Migration using Microsoft’s VSMT. VSMT is only useful for enterprises that need to move only Microsoft server instances to a Microsoft Virtual Server 2005 virtual machine. As Microsoft currently does not have a hypervisor like ESX Server or the open source Xen, this kind of P2V migration will be limited to development servers and some department-level production servers.
Migration with Third Party Tools: PlateSpin and Leostream. PlateSpin is the gold standard for comprehensive P2V (as well as V2P and V2V) management and should be the first consideration for an enterprise looking to build a responsive utility infrastructure where server instances can seamlessly move from physical to virtual realms. Both products offer advanced non-disruptive migration techniques.

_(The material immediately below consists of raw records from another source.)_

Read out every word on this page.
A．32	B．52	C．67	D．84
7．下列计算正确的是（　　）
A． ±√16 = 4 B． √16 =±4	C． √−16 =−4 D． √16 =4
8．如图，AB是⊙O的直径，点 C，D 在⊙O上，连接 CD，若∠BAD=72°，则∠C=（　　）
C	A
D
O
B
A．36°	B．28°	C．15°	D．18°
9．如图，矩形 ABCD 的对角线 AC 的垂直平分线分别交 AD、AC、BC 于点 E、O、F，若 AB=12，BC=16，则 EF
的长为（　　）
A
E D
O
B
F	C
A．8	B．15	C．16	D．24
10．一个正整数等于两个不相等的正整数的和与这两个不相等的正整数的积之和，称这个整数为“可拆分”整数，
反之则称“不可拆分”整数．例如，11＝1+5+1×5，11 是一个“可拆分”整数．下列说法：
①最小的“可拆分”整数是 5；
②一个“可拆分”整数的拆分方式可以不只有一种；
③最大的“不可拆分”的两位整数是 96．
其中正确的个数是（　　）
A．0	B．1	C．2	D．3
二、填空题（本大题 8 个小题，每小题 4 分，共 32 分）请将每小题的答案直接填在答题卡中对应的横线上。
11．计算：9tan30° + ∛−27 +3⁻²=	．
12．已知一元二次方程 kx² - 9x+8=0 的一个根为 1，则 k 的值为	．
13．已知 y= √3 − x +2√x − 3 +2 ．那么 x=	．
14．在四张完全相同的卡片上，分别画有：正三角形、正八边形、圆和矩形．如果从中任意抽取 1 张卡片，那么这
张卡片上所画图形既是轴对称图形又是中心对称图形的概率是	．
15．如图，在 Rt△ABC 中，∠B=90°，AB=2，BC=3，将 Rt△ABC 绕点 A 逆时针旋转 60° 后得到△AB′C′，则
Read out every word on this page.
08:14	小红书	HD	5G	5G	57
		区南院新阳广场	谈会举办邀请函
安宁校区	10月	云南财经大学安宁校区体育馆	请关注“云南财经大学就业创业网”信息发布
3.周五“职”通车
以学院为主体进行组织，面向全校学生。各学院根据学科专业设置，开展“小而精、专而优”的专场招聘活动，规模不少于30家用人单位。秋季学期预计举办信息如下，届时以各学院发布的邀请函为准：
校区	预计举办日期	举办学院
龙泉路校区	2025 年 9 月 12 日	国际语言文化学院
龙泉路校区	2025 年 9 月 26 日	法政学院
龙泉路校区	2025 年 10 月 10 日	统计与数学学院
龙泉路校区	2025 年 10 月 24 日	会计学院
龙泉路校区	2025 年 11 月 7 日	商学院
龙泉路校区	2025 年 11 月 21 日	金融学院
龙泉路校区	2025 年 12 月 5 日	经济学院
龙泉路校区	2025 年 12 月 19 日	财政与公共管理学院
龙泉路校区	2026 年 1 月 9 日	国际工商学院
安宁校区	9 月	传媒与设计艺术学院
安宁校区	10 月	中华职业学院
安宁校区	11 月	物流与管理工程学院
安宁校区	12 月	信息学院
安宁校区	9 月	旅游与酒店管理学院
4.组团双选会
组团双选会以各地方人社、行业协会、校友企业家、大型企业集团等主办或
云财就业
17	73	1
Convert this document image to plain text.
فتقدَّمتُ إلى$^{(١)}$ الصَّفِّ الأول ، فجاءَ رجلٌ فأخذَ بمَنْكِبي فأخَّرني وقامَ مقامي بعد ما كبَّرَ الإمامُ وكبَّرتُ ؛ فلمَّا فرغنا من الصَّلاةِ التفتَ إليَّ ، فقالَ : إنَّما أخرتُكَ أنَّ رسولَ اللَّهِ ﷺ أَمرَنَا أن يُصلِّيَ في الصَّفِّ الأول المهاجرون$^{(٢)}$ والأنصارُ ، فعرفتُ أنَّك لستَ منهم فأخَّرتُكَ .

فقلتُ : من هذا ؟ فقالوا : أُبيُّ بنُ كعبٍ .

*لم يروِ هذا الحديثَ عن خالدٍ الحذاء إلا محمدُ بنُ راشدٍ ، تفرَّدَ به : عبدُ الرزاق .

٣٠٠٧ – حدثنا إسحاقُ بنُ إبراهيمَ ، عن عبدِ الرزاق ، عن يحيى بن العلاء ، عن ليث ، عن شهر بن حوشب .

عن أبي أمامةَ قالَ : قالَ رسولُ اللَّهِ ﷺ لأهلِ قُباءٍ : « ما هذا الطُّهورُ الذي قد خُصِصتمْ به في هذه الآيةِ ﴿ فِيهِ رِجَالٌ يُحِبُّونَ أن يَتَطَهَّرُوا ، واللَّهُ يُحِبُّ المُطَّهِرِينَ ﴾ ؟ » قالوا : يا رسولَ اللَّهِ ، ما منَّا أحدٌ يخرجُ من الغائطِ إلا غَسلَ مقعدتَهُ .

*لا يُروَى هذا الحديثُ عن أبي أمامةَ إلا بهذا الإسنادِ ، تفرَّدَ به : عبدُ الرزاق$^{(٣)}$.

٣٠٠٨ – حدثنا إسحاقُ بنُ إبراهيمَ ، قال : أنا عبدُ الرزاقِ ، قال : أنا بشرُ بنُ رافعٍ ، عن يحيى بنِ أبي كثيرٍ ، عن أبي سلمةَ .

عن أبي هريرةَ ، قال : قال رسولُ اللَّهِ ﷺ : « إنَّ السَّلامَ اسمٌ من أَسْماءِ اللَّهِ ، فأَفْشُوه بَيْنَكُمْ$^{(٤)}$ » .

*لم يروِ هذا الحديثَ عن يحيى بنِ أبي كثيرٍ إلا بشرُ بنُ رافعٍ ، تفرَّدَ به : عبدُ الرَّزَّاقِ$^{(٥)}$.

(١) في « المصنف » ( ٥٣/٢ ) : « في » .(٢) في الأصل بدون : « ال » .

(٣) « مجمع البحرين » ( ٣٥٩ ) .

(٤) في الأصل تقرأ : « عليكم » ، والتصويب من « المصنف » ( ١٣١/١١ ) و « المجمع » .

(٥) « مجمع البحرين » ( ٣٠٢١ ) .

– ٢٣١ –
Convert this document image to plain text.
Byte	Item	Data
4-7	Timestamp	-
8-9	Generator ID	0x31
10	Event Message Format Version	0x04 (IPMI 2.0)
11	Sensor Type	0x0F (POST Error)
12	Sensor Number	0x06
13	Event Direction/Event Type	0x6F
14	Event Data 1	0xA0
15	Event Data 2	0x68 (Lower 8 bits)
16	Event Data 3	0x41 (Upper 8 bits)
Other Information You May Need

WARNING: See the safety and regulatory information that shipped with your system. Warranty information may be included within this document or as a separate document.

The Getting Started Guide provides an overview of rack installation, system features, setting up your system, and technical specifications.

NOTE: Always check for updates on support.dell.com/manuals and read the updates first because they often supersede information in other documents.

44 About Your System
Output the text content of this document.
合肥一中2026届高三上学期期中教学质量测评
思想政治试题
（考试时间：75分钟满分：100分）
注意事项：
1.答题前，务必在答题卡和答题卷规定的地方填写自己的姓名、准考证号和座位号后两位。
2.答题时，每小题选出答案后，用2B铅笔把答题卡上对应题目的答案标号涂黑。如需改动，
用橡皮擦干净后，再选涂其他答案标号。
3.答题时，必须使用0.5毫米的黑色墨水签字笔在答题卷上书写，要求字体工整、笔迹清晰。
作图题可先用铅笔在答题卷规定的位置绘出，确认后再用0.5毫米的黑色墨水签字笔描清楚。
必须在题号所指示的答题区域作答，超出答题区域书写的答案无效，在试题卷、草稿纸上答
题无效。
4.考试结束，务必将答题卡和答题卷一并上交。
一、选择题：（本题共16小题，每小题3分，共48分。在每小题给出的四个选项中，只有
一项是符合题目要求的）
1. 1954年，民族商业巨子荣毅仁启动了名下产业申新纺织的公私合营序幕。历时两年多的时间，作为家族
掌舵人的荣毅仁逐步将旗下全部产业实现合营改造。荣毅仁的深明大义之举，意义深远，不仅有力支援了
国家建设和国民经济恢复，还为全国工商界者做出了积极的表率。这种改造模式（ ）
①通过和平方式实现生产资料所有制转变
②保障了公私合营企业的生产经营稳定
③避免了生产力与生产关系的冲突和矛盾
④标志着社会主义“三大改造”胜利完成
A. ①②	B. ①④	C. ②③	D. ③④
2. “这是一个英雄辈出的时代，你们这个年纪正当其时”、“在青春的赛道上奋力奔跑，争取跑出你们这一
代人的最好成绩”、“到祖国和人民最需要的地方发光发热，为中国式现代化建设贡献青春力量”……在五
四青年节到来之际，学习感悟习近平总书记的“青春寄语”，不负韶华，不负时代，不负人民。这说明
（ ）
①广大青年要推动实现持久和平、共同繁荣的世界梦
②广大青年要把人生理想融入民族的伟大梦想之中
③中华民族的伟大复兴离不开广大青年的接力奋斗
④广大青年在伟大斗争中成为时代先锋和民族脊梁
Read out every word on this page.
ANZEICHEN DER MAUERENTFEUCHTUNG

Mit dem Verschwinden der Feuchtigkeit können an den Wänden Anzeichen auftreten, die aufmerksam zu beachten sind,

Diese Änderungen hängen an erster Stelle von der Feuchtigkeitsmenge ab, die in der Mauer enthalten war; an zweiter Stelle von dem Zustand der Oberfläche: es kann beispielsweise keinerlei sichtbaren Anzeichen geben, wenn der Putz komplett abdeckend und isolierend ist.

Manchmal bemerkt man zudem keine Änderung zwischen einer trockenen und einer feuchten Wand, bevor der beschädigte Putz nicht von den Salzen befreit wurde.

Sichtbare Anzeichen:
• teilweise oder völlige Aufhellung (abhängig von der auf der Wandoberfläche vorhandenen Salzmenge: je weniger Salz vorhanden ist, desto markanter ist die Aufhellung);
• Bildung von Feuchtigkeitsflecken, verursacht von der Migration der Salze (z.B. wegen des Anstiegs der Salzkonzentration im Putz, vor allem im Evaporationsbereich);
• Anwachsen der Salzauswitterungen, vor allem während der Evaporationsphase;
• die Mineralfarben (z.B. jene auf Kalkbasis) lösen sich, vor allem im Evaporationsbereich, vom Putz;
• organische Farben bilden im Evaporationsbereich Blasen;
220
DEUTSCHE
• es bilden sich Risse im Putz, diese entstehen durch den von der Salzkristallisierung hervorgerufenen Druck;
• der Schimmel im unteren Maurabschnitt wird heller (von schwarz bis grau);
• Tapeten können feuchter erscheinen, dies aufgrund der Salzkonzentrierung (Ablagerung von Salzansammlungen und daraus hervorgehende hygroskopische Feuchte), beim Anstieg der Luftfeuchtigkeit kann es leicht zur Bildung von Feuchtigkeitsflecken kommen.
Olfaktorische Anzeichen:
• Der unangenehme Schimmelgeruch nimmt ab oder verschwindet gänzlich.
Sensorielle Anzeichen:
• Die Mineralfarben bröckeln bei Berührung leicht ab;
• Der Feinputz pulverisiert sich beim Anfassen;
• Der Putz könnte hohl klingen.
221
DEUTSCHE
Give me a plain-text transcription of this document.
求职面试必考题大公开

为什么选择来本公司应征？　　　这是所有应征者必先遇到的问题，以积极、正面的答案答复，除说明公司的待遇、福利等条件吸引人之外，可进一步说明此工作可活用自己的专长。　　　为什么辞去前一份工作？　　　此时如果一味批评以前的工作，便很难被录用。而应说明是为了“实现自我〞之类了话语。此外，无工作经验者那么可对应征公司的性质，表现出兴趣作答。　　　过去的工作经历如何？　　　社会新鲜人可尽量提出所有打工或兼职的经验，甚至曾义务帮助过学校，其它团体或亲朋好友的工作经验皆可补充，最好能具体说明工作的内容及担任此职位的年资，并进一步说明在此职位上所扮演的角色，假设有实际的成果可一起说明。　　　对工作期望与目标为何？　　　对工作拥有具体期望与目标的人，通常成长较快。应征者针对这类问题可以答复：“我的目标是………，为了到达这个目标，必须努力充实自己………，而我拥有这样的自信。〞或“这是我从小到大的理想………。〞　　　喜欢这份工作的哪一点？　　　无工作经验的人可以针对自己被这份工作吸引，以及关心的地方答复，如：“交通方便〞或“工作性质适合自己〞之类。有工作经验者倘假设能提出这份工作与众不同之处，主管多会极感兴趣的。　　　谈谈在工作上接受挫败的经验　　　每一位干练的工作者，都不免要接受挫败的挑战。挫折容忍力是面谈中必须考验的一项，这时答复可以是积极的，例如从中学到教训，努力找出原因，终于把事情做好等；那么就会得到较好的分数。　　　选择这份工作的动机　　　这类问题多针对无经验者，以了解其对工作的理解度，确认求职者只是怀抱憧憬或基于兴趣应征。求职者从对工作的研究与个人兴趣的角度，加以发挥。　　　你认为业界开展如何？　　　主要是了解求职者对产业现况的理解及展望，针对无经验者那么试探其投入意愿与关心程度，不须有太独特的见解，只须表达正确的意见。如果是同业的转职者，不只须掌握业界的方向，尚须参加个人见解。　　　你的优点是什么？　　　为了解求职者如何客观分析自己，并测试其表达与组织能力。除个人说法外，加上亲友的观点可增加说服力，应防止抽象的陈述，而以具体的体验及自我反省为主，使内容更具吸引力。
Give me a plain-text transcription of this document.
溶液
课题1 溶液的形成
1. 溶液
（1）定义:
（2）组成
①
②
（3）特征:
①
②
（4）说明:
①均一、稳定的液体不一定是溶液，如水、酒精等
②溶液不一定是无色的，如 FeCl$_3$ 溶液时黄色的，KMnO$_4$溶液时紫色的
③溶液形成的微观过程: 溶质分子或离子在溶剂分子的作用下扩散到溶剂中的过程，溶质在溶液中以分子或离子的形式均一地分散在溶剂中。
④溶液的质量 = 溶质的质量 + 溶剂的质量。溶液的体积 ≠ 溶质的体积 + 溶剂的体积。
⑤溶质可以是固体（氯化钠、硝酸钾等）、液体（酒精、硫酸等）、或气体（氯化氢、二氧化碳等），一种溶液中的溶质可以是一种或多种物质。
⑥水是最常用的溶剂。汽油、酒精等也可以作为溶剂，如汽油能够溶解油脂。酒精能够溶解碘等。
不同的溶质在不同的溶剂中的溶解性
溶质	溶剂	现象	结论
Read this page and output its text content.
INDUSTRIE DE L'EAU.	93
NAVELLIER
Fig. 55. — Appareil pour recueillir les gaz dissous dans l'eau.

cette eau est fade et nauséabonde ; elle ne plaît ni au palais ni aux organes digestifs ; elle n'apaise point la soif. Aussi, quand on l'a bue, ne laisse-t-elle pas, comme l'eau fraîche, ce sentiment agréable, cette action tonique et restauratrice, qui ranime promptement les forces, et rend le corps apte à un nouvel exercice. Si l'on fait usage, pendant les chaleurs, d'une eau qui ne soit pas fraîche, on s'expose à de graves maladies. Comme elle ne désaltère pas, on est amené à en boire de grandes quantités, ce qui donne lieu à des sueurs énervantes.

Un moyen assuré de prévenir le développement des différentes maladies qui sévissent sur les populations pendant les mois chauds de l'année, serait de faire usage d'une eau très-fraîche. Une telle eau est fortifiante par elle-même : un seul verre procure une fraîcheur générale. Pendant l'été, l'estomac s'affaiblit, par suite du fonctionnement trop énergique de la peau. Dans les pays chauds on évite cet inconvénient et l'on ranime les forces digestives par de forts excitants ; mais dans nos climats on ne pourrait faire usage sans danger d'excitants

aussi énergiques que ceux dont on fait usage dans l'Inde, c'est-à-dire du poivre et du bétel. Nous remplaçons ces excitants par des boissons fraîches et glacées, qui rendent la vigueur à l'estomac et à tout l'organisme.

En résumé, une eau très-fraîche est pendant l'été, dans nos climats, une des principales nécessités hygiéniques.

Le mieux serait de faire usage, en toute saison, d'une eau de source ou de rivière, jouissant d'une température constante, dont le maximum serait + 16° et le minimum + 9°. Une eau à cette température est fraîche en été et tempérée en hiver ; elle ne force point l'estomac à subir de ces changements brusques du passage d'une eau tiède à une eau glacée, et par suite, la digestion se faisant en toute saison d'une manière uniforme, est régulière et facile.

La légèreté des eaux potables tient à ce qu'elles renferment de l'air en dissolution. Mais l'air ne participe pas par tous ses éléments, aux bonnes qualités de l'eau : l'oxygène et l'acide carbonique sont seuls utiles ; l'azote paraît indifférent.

However, recent improvements to VMware’s P2V tools mean that the technical lead enjoyed by these products is not as great as it was a year ago.

Bottom Line

The method and tools employed for P2V machine migration will vary depending on the scope of the project and number of servers involved. For a comprehensive migration of a large number of heterogeneous servers, PlateSpin has been the gold standard for P2V (as well as V2P) management. However, VMware’s latest offering, VMware Converter 3, has gained considerable ground and is priced aggressively.